O coletivo, conhecido por seu alinhamento ao governo, expressou que, embora reconheça a importância das investigações, não pode tolerar a repetição de irregularidades. A principal preocupação reside na exposição midiática e na divulgação de informações que podem prejudicar o direito de defesa dos investigados.
Em seu comunicado, o Prerrogativas fez um paralelo direto com os métodos empregados durante a Operação Lava Jato. O grupo apontou para a reprovação de vazamentos seletivos e da exposição vexatória dos envolvidos, comparando a situação a uma “abominável espetacularização da atuação policial” que remete a memórias negativas da Lava Jato.
Foco na Proteção de Direitos Fundamentais
Marco Aurélio de Carvalho, coordenador do Prerrogativas e que participa informalmente da defesa de Lulinha, assinou o comunicado. Ele enfatizou que a manifestação não se trata de uma defesa de Daniel Vorcaro, mas sim de uma preocupação com a integridade do processo legal e a proteção dos direitos dos cidadãos.
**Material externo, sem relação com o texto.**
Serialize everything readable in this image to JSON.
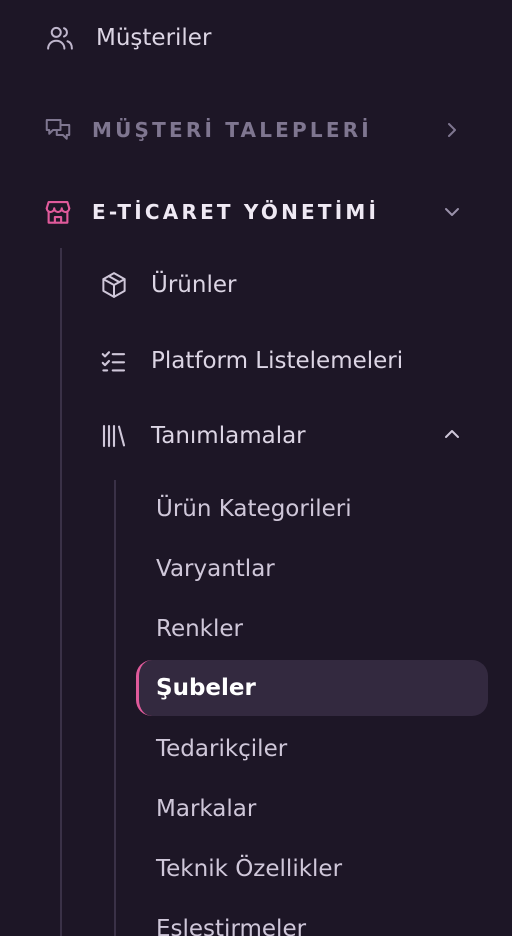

A divulgação de dados pessoais irrelevantes para a investigação e informações sem o devido contexto é vista como um ponto crítico. O grupo argumenta que tais práticas dificultam o exercício da defesa e podem levar à antecipação de culpabilização e estigmatização dos envolvidos.
Alerta Contra Repetição de Erros do Passado
O comunicado do Prerrogativas ressalta que a manipulação de procedimentos policiais e a execução de medidas cautelares não podem violar direitos fundamentais garantidos pela Constituição. A antecipação da culpabilização e a estigmatização geram prejuízos irreparáveis, afetando não só a integridade pessoal, mas também a credibilidade da ordem jurídica.
O grupo jurídico alertou que os “excessos inaceitáveis” da Lava Jato devem servir como um severo alerta para a atuação da Polícia Federal. É fundamental, segundo o Prerrogativas, que as garantias inerentes à presunção de inocência sejam preservadas.
Preservação da Dignidade e do Sigilo
A nota finaliza defendendo a dignidade dos acusados e o zelo pelo sigilo de provas que possam afetar a intimidade e a privacidade. O objetivo é conter a espetacularização das investigações e assegurar que a justiça seja feita dentro dos limites legais e constitucionais.
As informações sigilosas que vazaram tiveram origem na Polícia Federal e na CPMI do INSS, que recebeu parte do material. O Prerrogativas busca, com essa manifestação, reforçar a importância do devido processo legal.